Role Overview
Work with big data platforms and tools to build event-driven processing and scalable ETL pipelines. Apply data governance, quality checks, and performance monitoring while supporting analytics and data science initiatives, including NLP and large language models.
Key Responsibilities
- Design, implement, and maintain ETL pipelines and event-based processing using AWS (SNS, SQS, Lambda), Hive, Cloudera, and Dataiku.
- Manage and optimise large datasets; enforce data governance, quality checks, and monitoring.
- Deliver descriptive analysis, KPI development, and exception reporting to drive business insights.
- Develop and productionise machine learning solutions, including unsupervised learning, predictive analytics, NLP, and LLM applications.
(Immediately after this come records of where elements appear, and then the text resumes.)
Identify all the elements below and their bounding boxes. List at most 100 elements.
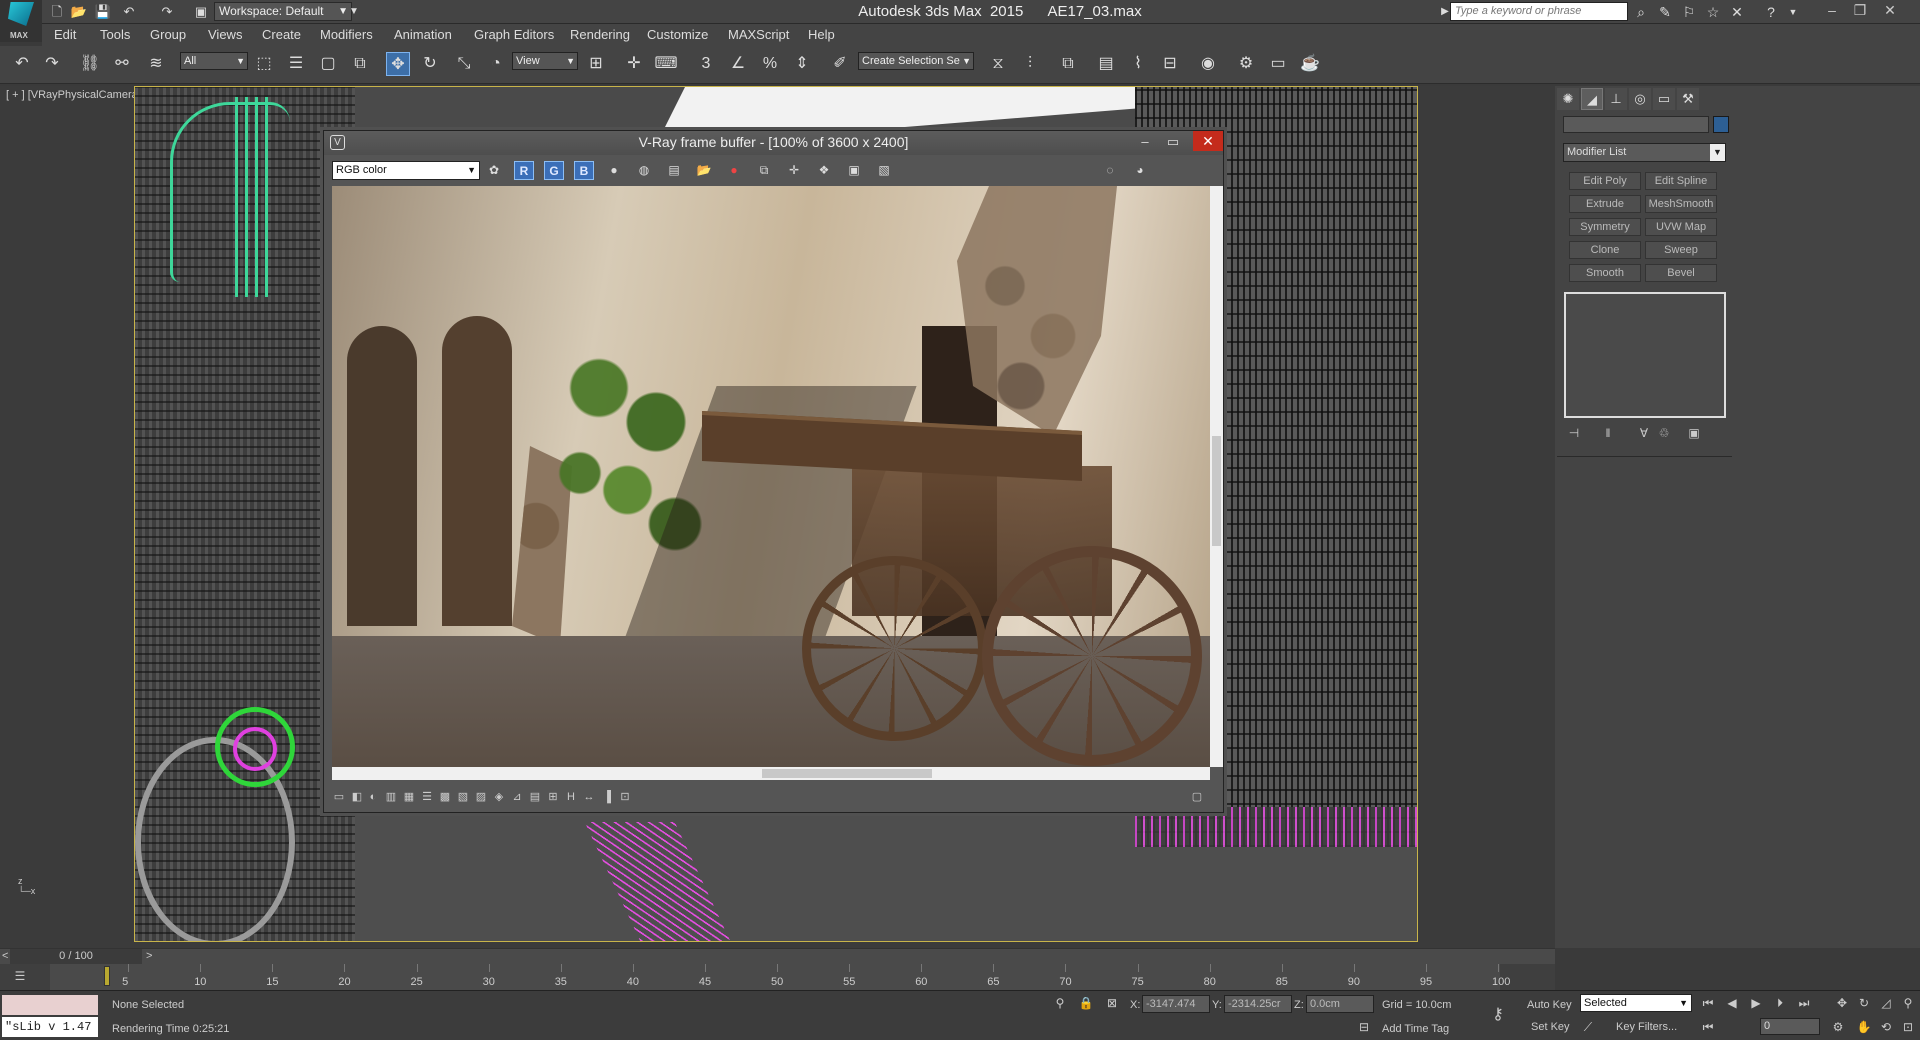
vfb-close-button[interactable]: ✕ bbox=[1193, 131, 1223, 151]
window-crossing-icon[interactable]: ⧉ bbox=[348, 52, 372, 76]
mirror-icon[interactable]: ⧖ bbox=[986, 52, 1010, 76]
layer-manager-icon[interactable]: ⧉ bbox=[1056, 52, 1080, 76]
time-slider-next-icon[interactable]: > bbox=[146, 950, 152, 962]
menu-views[interactable]: Views bbox=[208, 27, 242, 42]
duplicate-to-max-icon[interactable]: ⧉ bbox=[754, 161, 774, 180]
select-object-icon[interactable]: ⬚ bbox=[252, 52, 276, 76]
key-filters-button[interactable]: Key Filters... bbox=[1616, 1021, 1677, 1033]
make-unique-icon[interactable]: ∀ bbox=[1635, 426, 1653, 442]
render-setup-icon[interactable]: ⚙ bbox=[1234, 52, 1258, 76]
align-icon[interactable]: ⫶ bbox=[1018, 52, 1042, 76]
vertical-scrollbar[interactable] bbox=[1210, 186, 1223, 767]
load-image-icon[interactable]: 📂 bbox=[694, 161, 714, 180]
undo-quick-icon[interactable]: ↶ bbox=[120, 3, 138, 20]
track-bar[interactable]: 5 10 15 20 25 30 35 40 45 50 55 60 65 70 75 80 85 90 95 100 bbox=[50, 964, 1510, 990]
previous-frame-icon[interactable]: ◀ bbox=[1724, 995, 1740, 1011]
maxscript-output[interactable]: "sLib v 1.47 bbox=[2, 1017, 98, 1037]
select-and-manipulate-icon[interactable]: ✛ bbox=[622, 52, 646, 76]
modifier-list-dropdown[interactable]: Modifier List ▼ bbox=[1563, 143, 1726, 162]
key-icon[interactable]: ⚷ bbox=[1490, 1007, 1506, 1023]
isolate-selection-icon[interactable]: ⚲ bbox=[1052, 995, 1068, 1011]
stop-render-icon[interactable]: ◕ bbox=[1130, 161, 1150, 180]
redo-quick-icon[interactable]: ↷ bbox=[158, 3, 176, 20]
menu-edit[interactable]: Edit bbox=[54, 27, 76, 42]
ocio-icon[interactable]: ⊿ bbox=[510, 790, 524, 804]
create-tab-icon[interactable]: ✺ bbox=[1557, 88, 1579, 110]
menu-graph-editors[interactable]: Graph Editors bbox=[474, 27, 554, 42]
curve-editor-icon[interactable]: ⌇ bbox=[1126, 52, 1150, 76]
meshsmooth-button[interactable]: MeshSmooth bbox=[1645, 195, 1717, 213]
select-and-rotate-icon[interactable]: ↻ bbox=[418, 52, 442, 76]
lens-effects-icon[interactable]: ▢ bbox=[1190, 790, 1204, 804]
edit-poly-button[interactable]: Edit Poly bbox=[1569, 172, 1641, 190]
viewport-label[interactable]: [ + ] [VRayPhysicalCamera bbox=[6, 89, 138, 101]
icc-profile-icon[interactable]: ◈ bbox=[492, 790, 506, 804]
select-and-move-icon[interactable]: ✥ bbox=[386, 52, 410, 76]
color-picker-icon[interactable]: ✿ bbox=[484, 161, 504, 180]
red-channel-button[interactable]: R bbox=[514, 161, 534, 180]
time-configuration-icon[interactable]: ⚙ bbox=[1830, 1019, 1846, 1035]
background-image-icon[interactable]: ▧ bbox=[456, 790, 470, 804]
bind-to-space-warp-icon[interactable]: ≋ bbox=[144, 52, 168, 76]
show-history-icon[interactable]: ▣ bbox=[844, 161, 864, 180]
pivot-center-icon[interactable]: ⊞ bbox=[584, 52, 608, 76]
current-frame-field[interactable]: 0 bbox=[1760, 1018, 1820, 1035]
default-in-out-tangent-icon[interactable]: ⟋ bbox=[1580, 1019, 1596, 1035]
named-selection-sets-dropdown[interactable]: Create Selection Se ▼ bbox=[858, 52, 974, 70]
object-name-field[interactable] bbox=[1563, 116, 1709, 133]
exposure-icon[interactable]: ◧ bbox=[350, 790, 364, 804]
rendered-image[interactable] bbox=[332, 186, 1210, 767]
edit-named-selection-icon[interactable]: ✐ bbox=[828, 52, 852, 76]
angle-snap-icon[interactable]: ∠ bbox=[726, 52, 750, 76]
uvw-map-button[interactable]: UVW Map bbox=[1645, 218, 1717, 236]
mini-curve-editor-icon[interactable]: ☰ bbox=[12, 968, 28, 984]
lookup-table-icon[interactable]: ▨ bbox=[474, 790, 488, 804]
close-button[interactable]: ✕ bbox=[1876, 0, 1904, 20]
go-to-start-icon[interactable]: ⏮ bbox=[1700, 995, 1716, 1011]
auto-key-button[interactable]: Auto Key bbox=[1527, 999, 1572, 1011]
select-and-place-icon[interactable]: ◔ bbox=[484, 52, 508, 76]
select-and-link-icon[interactable]: ⛓ bbox=[78, 52, 102, 76]
add-time-tag-button[interactable]: Add Time Tag bbox=[1382, 1023, 1449, 1035]
bevel-button[interactable]: Bevel bbox=[1645, 264, 1717, 282]
utilities-tab-icon[interactable]: ⚒ bbox=[1677, 88, 1699, 110]
pan-view-icon[interactable]: ✥ bbox=[1834, 995, 1850, 1011]
clear-image-icon[interactable]: ● bbox=[724, 161, 744, 180]
snaps-toggle-icon[interactable]: 3 bbox=[694, 52, 718, 76]
roll-camera-icon[interactable]: ⟲ bbox=[1878, 1019, 1894, 1035]
vfb-minimize-button[interactable]: – bbox=[1132, 131, 1158, 153]
menu-group[interactable]: Group bbox=[150, 27, 186, 42]
symmetry-button[interactable]: Symmetry bbox=[1569, 218, 1641, 236]
time-slider[interactable]: 0 / 100 bbox=[10, 949, 142, 964]
walk-through-icon[interactable]: ⚲ bbox=[1900, 995, 1916, 1011]
hierarchy-tab-icon[interactable]: ⊥ bbox=[1605, 88, 1627, 110]
white-balance-icon[interactable]: ◐ bbox=[366, 790, 380, 804]
keyboard-shortcut-override-icon[interactable]: ⌨ bbox=[654, 52, 678, 76]
select-and-scale-icon[interactable]: ⤡ bbox=[452, 52, 476, 76]
clone-button[interactable]: Clone bbox=[1569, 241, 1641, 259]
menu-maxscript[interactable]: MAXScript bbox=[728, 27, 789, 42]
help-dropdown-icon[interactable]: ▼ bbox=[1784, 3, 1802, 21]
compare-ab-icon[interactable]: ▐ bbox=[600, 790, 614, 804]
menu-modifiers[interactable]: Modifiers bbox=[320, 27, 373, 42]
extrude-button[interactable]: Extrude bbox=[1569, 195, 1641, 213]
maximize-viewport-icon[interactable]: ⊡ bbox=[1900, 1019, 1916, 1035]
truck-camera-icon[interactable]: ✋ bbox=[1856, 1019, 1872, 1035]
absolute-mode-icon[interactable]: ⊠ bbox=[1104, 995, 1120, 1011]
object-color-swatch[interactable] bbox=[1713, 116, 1729, 133]
hue-saturation-icon[interactable]: ▥ bbox=[384, 790, 398, 804]
percent-snap-icon[interactable]: % bbox=[758, 52, 782, 76]
motion-tab-icon[interactable]: ◎ bbox=[1629, 88, 1651, 110]
x-coordinate-field[interactable]: -3147.474 bbox=[1142, 995, 1210, 1013]
display-tab-icon[interactable]: ▭ bbox=[1653, 88, 1675, 110]
timeline[interactable]: ☰ 5 10 15 20 25 30 35 40 45 50 55 60 65 70 75 80 85 90 95 1… bbox=[0, 964, 1555, 990]
rectangular-selection-icon[interactable]: ▢ bbox=[316, 52, 340, 76]
spinner-snap-icon[interactable]: ⇕ bbox=[790, 52, 814, 76]
remove-modifier-icon[interactable]: ♲ bbox=[1655, 426, 1673, 442]
application-logo[interactable]: MAX bbox=[0, 0, 42, 42]
vfb-title-bar[interactable]: V V-Ray frame buffer - [100% of 3600 x 2… bbox=[324, 131, 1223, 155]
region-render-icon[interactable]: ❖ bbox=[814, 161, 834, 180]
orbit-icon[interactable]: ↻ bbox=[1856, 995, 1872, 1011]
frame-indicator[interactable] bbox=[104, 966, 110, 986]
menu-customize[interactable]: Customize bbox=[647, 27, 708, 42]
- Create dashboards and visualisations (Spotfire) to communicate findings to stakeholders.
- Collaborate with cross-functional teams and communicate technical results clearly to non-technical stakeholders.
Technical Skills
- Strong programming skills in Python and SQL for data manipulation and analysis.
- Experience working with both structured and unstructured data.
- Familiarity with machine learning frameworks, deep learning, NLP, and large language models.
- Hands-on experience with AWS services (SNS, SQS, Lambda), Hive, Cloudera, and Dataiku.
- Experience creating dashboards and visualisations, preferably using Spotfire.
Qualifications & Experience
- Technical degree in Computer Science, Data Analytics, Engineering, Mathematics, or a related field.
- At least 5 years of practical experience in data science or analytics roles.
- Self-starter who is intellectually curious and able to work independently without micromanagement.
- Strong stakeholder management and communication skills.